SBA Boosts Surety Bond Guarantee to $5 Million for Small Businesses
Small business owners who work on projects requiring surety bonds have received a boost from the federal government.
The Small Business Administration can now guarantee bonds on contracts up to $5 million for small businesses that otherwise struggled to obtain surety bonds through traditional channels. This temporary increase – a full $3 million higher than the previous limit – will remain in place through September 2010.
There are even special cases where the SBA will guarantee all surety bond types on contracts valued up to $10 million, provided the contracting officer certifies that the guarantee is in the best interests of the government.
These temporary increases are aimed at helping spur recovery in the construction and service industries. Because of their size, small businesses are at times at a competitive disadvantage when competing for government contracts. These expanded guarantees provide an additional layer of financial security for both smaller firms and project owners – the SBA reimburses anywhere from 70 to 90 percent of the costs incurred if a contractor defaults.
“Raising the surety bond limit is a critical step in making sure small businesses in the construction and service sector have access to federal contracting opportunities that will help drive economic recovery,” SBA Administrator Karen Mills said in a news release. “These changes support small and emerging businesses nationwide, particularly construction contractors who have seen their markets hurt by a poor economy and lagging construction.”

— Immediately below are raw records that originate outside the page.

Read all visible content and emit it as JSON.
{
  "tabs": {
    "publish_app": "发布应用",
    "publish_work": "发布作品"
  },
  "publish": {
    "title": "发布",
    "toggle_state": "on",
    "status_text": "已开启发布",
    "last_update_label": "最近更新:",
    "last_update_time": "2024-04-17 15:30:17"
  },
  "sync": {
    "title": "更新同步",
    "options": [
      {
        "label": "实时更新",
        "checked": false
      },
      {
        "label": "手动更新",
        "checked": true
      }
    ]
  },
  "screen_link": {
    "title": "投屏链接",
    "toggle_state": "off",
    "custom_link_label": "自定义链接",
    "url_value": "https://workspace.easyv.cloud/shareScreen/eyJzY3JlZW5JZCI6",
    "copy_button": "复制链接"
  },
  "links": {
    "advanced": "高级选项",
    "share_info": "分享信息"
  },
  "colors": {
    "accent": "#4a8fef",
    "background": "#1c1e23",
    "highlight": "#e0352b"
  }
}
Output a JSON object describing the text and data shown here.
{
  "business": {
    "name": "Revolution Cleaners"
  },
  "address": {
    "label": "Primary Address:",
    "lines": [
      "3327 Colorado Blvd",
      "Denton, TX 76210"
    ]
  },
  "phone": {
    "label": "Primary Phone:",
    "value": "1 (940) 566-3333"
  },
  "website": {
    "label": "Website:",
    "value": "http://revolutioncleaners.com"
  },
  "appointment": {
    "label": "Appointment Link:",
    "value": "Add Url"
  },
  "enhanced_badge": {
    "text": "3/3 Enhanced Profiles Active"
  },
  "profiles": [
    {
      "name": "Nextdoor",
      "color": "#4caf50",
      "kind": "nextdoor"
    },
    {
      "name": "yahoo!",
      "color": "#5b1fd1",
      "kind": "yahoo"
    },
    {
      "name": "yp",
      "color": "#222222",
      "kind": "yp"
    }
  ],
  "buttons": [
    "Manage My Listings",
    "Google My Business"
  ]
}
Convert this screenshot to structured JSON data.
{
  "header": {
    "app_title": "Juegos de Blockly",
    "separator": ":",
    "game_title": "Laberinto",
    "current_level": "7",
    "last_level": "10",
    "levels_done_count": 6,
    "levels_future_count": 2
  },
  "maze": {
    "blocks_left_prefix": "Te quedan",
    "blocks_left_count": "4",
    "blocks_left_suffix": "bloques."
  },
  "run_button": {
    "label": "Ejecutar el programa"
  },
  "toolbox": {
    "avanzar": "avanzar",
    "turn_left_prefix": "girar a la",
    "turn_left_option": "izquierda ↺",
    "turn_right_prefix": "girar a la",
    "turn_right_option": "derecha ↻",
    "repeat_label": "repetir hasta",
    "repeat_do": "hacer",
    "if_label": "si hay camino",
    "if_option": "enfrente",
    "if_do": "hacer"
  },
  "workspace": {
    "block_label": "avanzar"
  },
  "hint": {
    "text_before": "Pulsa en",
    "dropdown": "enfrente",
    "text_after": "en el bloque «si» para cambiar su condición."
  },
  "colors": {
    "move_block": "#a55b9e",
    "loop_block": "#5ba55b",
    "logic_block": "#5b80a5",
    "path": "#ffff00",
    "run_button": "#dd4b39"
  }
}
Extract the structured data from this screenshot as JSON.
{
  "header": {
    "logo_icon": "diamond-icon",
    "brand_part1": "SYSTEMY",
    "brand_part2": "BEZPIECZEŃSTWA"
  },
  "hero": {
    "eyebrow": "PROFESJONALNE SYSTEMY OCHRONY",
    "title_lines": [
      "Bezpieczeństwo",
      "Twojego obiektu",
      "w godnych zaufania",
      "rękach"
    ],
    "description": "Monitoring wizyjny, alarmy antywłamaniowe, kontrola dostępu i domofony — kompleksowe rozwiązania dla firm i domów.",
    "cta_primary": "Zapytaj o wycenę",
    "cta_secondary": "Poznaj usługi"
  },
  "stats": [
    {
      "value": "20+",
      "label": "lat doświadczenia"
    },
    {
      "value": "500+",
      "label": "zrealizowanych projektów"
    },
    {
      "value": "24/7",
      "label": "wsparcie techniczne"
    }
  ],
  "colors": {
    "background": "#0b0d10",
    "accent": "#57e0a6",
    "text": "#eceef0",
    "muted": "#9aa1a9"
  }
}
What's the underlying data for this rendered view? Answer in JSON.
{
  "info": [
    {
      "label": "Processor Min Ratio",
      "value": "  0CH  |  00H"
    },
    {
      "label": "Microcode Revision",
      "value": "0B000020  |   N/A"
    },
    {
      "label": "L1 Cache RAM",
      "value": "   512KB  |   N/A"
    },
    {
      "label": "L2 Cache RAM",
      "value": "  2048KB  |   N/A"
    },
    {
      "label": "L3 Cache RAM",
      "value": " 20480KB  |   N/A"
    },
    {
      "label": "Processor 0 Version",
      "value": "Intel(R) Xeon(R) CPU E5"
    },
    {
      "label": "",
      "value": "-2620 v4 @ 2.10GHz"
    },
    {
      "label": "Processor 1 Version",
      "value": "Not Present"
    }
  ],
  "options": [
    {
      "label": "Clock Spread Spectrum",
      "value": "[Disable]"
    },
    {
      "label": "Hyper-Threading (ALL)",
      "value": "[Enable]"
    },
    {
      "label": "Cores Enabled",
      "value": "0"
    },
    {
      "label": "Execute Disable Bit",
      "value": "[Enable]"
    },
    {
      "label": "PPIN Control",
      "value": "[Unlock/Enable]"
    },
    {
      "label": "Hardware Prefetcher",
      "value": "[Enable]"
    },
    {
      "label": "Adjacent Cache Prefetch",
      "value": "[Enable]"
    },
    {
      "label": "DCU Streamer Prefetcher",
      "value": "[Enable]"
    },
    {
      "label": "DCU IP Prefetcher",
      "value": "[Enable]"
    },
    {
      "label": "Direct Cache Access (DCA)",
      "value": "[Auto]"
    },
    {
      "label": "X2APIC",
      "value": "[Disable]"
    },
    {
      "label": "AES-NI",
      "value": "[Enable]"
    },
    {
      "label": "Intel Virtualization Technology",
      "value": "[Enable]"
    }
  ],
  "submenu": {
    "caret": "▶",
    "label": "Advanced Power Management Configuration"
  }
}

Surety bonds are basically three-party agreements that guarantee a project will be completed. They also provide financial protection for project owners in the event of default or some other debilitating development. The SBA’s guarantee covers four types of common contract bonds:
Bid Bond – guarantees the bidder will enter into the contract and provide payment and performance bonds.
Payment Bond – guarantees the contractor will pay all laborers and suppliers.
Performance Bond – guarantees the contractor will follow contract and all applicable terms and regulations
Ancillary Bond – bonds that are incidental and essential to the performance of the contract.
Entrepreneurs interested in utilizing the program must qualify as a small business within their industry, as defined by the North American Industry Classification System (NAICS) Code. They will also have to meet the financial requirements of an individual surety company – the SBA does not issue bonds.
Contractors will have to provide financial documentation and credit histories when applying for a surety bond. Consumers can see a list of participating surety companies and agents here.
Bond costs vary depending on an applicant’s financial status and the individual surety. Contractors will be on the hook for a bond premium. The SBA also charges the applicant a fee of $7.29 per $1,000 dollars of the contract amount.